At Stanford, Salvatierra mentored many students, researchers and clinicians, including transplant surgeon Minnie Sarwal, now at UCSF. “An amazing man,” she says. “He’s the reason I stayed so long at Stanford. He embodied the successful intersection of clinical and bench research.”

Neil Gesundheit, Stanford’s senior associate dean for medical education, spoke at Salvatierra’s memorial service in May. Salvatierra was, in Gesundheit’s words, “a good doctor, teacher and scientist who was also a humanist.” He added, “I never saw a cynical side to him. He was a genuine idealist.”

In addition to his clinical work, Salvatierra helped then-Rep.

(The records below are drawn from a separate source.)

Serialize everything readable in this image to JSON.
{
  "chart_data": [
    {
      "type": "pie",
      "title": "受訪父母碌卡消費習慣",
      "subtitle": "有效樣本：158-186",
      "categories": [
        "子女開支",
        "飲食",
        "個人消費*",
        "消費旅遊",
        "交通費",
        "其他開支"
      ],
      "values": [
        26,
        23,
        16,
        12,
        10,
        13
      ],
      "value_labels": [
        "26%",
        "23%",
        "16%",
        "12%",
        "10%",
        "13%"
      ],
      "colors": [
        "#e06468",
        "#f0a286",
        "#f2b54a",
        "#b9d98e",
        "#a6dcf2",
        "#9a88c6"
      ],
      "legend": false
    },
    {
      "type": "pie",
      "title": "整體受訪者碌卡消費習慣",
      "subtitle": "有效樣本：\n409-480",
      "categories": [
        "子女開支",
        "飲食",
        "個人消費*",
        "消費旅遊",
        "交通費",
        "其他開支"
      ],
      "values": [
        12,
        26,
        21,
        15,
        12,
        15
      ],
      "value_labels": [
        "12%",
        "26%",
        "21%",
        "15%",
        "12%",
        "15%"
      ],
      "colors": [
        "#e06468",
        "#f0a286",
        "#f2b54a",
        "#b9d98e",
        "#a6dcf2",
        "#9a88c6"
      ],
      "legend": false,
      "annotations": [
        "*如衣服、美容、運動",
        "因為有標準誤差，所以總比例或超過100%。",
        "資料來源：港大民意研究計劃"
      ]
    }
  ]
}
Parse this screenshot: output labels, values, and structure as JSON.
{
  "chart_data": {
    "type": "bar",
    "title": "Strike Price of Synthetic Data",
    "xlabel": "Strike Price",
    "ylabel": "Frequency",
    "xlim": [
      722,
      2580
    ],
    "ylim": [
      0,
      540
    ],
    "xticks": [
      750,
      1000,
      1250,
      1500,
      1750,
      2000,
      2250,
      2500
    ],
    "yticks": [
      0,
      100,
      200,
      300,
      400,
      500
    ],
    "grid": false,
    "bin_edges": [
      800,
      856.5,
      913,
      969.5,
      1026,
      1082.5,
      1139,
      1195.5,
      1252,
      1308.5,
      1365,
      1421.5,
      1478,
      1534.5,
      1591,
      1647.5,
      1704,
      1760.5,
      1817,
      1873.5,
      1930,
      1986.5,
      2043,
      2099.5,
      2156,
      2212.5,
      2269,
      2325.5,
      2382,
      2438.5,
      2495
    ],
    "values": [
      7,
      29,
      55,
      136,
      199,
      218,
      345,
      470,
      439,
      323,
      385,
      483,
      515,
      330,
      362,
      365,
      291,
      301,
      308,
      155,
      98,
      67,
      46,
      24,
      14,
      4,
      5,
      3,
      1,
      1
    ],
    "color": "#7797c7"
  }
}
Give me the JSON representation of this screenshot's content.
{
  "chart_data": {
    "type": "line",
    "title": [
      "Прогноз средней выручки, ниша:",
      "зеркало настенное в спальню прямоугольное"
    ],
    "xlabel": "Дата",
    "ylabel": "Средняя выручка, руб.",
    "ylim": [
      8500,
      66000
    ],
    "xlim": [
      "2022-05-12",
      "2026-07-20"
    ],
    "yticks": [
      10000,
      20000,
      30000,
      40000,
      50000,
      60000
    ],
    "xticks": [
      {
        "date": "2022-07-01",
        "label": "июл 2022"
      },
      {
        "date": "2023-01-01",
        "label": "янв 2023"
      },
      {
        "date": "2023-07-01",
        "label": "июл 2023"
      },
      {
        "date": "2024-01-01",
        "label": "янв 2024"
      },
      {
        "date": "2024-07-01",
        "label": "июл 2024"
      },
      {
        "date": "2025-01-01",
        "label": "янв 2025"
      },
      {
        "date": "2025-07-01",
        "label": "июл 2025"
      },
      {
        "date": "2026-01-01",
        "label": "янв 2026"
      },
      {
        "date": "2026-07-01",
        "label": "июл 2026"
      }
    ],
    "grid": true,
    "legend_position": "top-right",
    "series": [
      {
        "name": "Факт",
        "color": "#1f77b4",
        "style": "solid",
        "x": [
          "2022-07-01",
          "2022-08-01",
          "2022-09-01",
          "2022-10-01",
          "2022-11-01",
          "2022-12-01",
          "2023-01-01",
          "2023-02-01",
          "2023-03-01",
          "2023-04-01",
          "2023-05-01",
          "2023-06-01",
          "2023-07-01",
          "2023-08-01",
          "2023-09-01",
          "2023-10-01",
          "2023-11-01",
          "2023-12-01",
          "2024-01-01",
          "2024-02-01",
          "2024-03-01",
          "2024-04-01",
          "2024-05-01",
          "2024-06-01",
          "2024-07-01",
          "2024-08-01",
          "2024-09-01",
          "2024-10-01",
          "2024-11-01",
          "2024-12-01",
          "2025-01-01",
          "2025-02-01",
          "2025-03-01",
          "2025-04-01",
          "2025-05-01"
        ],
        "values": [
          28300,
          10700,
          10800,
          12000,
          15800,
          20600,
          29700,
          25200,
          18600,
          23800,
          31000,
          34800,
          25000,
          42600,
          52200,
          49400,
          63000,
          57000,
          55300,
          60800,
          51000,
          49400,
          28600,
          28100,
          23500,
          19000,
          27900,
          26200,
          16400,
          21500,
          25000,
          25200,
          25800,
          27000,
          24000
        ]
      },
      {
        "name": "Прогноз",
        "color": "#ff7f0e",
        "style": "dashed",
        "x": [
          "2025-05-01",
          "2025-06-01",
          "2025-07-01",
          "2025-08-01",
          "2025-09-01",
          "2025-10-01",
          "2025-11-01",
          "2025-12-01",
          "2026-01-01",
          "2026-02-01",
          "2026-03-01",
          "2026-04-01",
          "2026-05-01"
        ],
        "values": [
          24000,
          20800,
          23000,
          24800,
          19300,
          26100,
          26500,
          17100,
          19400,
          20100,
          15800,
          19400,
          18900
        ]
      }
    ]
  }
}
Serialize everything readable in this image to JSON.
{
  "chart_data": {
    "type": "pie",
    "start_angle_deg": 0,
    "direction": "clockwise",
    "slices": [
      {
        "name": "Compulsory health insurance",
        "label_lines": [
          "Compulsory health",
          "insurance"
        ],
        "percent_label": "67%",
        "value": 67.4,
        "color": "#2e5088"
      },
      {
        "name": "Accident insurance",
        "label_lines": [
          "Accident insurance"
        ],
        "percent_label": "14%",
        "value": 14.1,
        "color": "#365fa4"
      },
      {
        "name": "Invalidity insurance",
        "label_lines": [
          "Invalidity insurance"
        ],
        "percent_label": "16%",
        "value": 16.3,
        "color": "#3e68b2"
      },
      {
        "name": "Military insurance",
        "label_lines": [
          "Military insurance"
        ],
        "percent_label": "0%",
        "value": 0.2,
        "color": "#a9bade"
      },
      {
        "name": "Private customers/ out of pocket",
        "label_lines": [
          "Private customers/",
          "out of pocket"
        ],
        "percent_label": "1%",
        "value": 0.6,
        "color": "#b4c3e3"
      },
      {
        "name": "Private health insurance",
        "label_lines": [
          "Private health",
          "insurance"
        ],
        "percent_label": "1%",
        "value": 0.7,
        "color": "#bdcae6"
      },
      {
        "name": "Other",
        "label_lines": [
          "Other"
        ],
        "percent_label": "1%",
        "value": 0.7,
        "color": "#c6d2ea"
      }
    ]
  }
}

Al Gore pass the National Organ Transplant Act of 1984. The legislation, which established a nationwide network for organ donation and banned the buying and selling of donor organs, became a model for similar laws around the world. 

Among his many honors, Salvatierra received Stanford’s Rambar-Mark Award for Excellence in Patient Care, and the International Pediatric Transplant Association recognized him with a lifetime achievement award in 2019.

Decades before the onset of his own disease, Salvatierra served on an advisory board in charge of channeling funds from the $180 million Agent Orange litigation settlement to military veterans. Later the U.S. Department of Veterans Affairs would designate him 100 percent disabled from Agent Orange exposure.

“In 2005, he called me into his office and showed me the tremors in his hands,” Sarwal says. “I cried. He kept calm. As a legacy, he trained the next generation of surgeons.”

Salvatierra is survived by his wife of 25 years; children, Lisa Rudloff and Mark; four grandchildren; and five siblings.    


John Roemer is a freelance writer based in Sausalito, Calif.